The official manufacturing purchasing managers’ index (PMI) last month came in at 56.3, staying in the expansion zone for the 22nd month, but shedding 1.5 points from March, as mounting inflationary pressures and China’s COVID-19 lockdowns weighed on new orders and clouded the outlook, the Chung-Hua Institution for Economic Research (CIER, 中華經濟研究) said yesterday.
PMI data reflect the health of the manufacturing industry, with values larger than 50 suggesting expansion and scores lower than the threshold indicating contraction.
All manufacturing sectors reported that business improved last month, but were less upbeat about prospects as new orders posted their first decline in nearly two years, the monthly survey showed.
Photo: Clare Cheng, Taipei Times
“While generally positive, corporate managers voiced concern over steep production cost hikes in the wake of Russia’s invasion of Ukraine,” CIER president Chang Chuang-chang (張傳章) said, adding that China’s strict COVID-19 controls cramped demand and supply chain flows.
The critical measure on new orders shed 4.7 points to 47.7, the first time it fell below 50 in 21 months, as customers were hesitant about placing new orders in the face of uncertainty, the survey found.
The hesitance is especially obvious in the electronics sector, which saw new orders dive 10.1 points to 52.5, despite the advent of the high season, it showed.

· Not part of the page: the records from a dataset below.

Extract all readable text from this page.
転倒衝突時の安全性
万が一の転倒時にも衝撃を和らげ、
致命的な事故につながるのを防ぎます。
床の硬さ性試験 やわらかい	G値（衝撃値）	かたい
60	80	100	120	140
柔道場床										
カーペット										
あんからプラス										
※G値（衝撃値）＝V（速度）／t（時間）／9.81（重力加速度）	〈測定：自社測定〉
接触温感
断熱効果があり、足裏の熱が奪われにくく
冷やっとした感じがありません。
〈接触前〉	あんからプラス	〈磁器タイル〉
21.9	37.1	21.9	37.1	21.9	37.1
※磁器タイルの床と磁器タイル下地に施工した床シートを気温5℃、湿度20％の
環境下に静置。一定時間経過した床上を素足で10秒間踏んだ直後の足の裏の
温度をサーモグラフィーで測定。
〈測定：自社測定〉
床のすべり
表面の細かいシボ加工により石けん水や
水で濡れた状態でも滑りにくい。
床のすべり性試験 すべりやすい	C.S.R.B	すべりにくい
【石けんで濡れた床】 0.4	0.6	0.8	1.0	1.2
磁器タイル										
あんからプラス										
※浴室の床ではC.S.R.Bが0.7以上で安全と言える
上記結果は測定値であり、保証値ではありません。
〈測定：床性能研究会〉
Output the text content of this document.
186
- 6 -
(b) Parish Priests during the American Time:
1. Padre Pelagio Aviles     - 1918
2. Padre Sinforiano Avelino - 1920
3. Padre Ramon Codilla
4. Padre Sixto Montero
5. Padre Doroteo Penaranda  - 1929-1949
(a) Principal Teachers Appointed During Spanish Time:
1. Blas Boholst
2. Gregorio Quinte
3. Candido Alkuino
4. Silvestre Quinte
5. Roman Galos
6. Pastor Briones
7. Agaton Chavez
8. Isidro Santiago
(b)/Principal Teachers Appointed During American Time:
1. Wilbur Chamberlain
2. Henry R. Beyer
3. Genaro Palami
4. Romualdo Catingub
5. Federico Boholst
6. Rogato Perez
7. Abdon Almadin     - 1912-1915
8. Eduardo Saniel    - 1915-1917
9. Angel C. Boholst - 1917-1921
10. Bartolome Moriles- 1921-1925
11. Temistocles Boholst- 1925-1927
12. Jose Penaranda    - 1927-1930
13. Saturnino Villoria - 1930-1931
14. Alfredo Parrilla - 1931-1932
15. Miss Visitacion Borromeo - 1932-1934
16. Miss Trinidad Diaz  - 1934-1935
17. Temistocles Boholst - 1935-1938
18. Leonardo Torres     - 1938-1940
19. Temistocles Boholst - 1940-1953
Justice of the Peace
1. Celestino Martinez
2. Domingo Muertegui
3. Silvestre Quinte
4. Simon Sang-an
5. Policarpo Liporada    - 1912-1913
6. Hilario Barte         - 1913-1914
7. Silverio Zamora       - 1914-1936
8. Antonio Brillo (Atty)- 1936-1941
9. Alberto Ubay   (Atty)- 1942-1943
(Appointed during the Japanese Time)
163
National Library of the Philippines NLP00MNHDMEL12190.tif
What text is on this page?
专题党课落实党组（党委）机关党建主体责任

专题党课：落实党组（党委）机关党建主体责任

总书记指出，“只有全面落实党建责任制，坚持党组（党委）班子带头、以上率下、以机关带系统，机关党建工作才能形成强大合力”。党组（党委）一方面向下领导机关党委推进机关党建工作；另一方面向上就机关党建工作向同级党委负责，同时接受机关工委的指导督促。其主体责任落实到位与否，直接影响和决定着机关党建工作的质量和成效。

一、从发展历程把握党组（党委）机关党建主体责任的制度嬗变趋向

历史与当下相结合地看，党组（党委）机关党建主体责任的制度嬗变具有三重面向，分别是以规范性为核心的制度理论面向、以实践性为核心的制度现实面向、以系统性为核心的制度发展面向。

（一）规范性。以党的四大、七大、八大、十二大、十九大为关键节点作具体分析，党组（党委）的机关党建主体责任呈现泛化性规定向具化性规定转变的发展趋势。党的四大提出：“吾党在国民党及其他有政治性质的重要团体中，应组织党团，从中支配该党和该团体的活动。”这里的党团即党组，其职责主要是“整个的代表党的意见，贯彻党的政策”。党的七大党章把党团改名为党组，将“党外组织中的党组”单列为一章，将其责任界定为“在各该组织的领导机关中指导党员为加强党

The sub-index on industrial output lost 5 points to 50.2, while the reading on staffing expanded 0.5 points to 54.6, the survey showed.
Lockdowns in several cities in China drove up suppliers’ delivery time by 1.8 points to 67.4, CIER said, adding that raw material prices remained high at 84.1, although they eased by 3.4 points from one month earlier.
Manufacturers’ sentiment also weakened as the six-month outlook subsided 8 points to 52.9 last month, the lowest since July 2020. The sentiment at transportation tool makers, in particular, slid to 45.2 due to worsening component shortages, the survey found.
Among the six major industries in the PMI, the sub-indices for chemicals and biotechnology and basic raw material industries increased from a month earlier to 62.1 and 61.6 respectively, CIER said.
Meanwhile, the sub-indices for food and textiles, electronics/optoelectronics, electrical equipment and machinery, and transportation equipment rose to 59.6, 59.1, 58.1 and 56.2 respectively, it added.
The feeling of unease extended to non-manufacturing sectors.
The non-manufacturing index was resilient at 55.1, albeit down from 55.8 in March, with various sectors turning bearish about their outlook, a separate survey showed.
Apart from uncertainty abroad, companies reliant on domestic demand are taking another hard hit from a surge in infections of the Omicron variant of SARS-CoV-2, it said.
In the non-manufacturing index, the sub-index for new orders fell by 3.9 points from a month earlier to 52.8, while the sub-index on employment also dropped by 1.7 points to 53.1, while those for business activity and supplier delivery rose by 0.1 points and 2.6 points to 54.9 and 59.6, respectively, CIER said.
Hotels and restaurants, property builders and brokers, financial institutions, as well as wholesale operators, all share the dim view, Chang said, adding that their confidence was in free fall.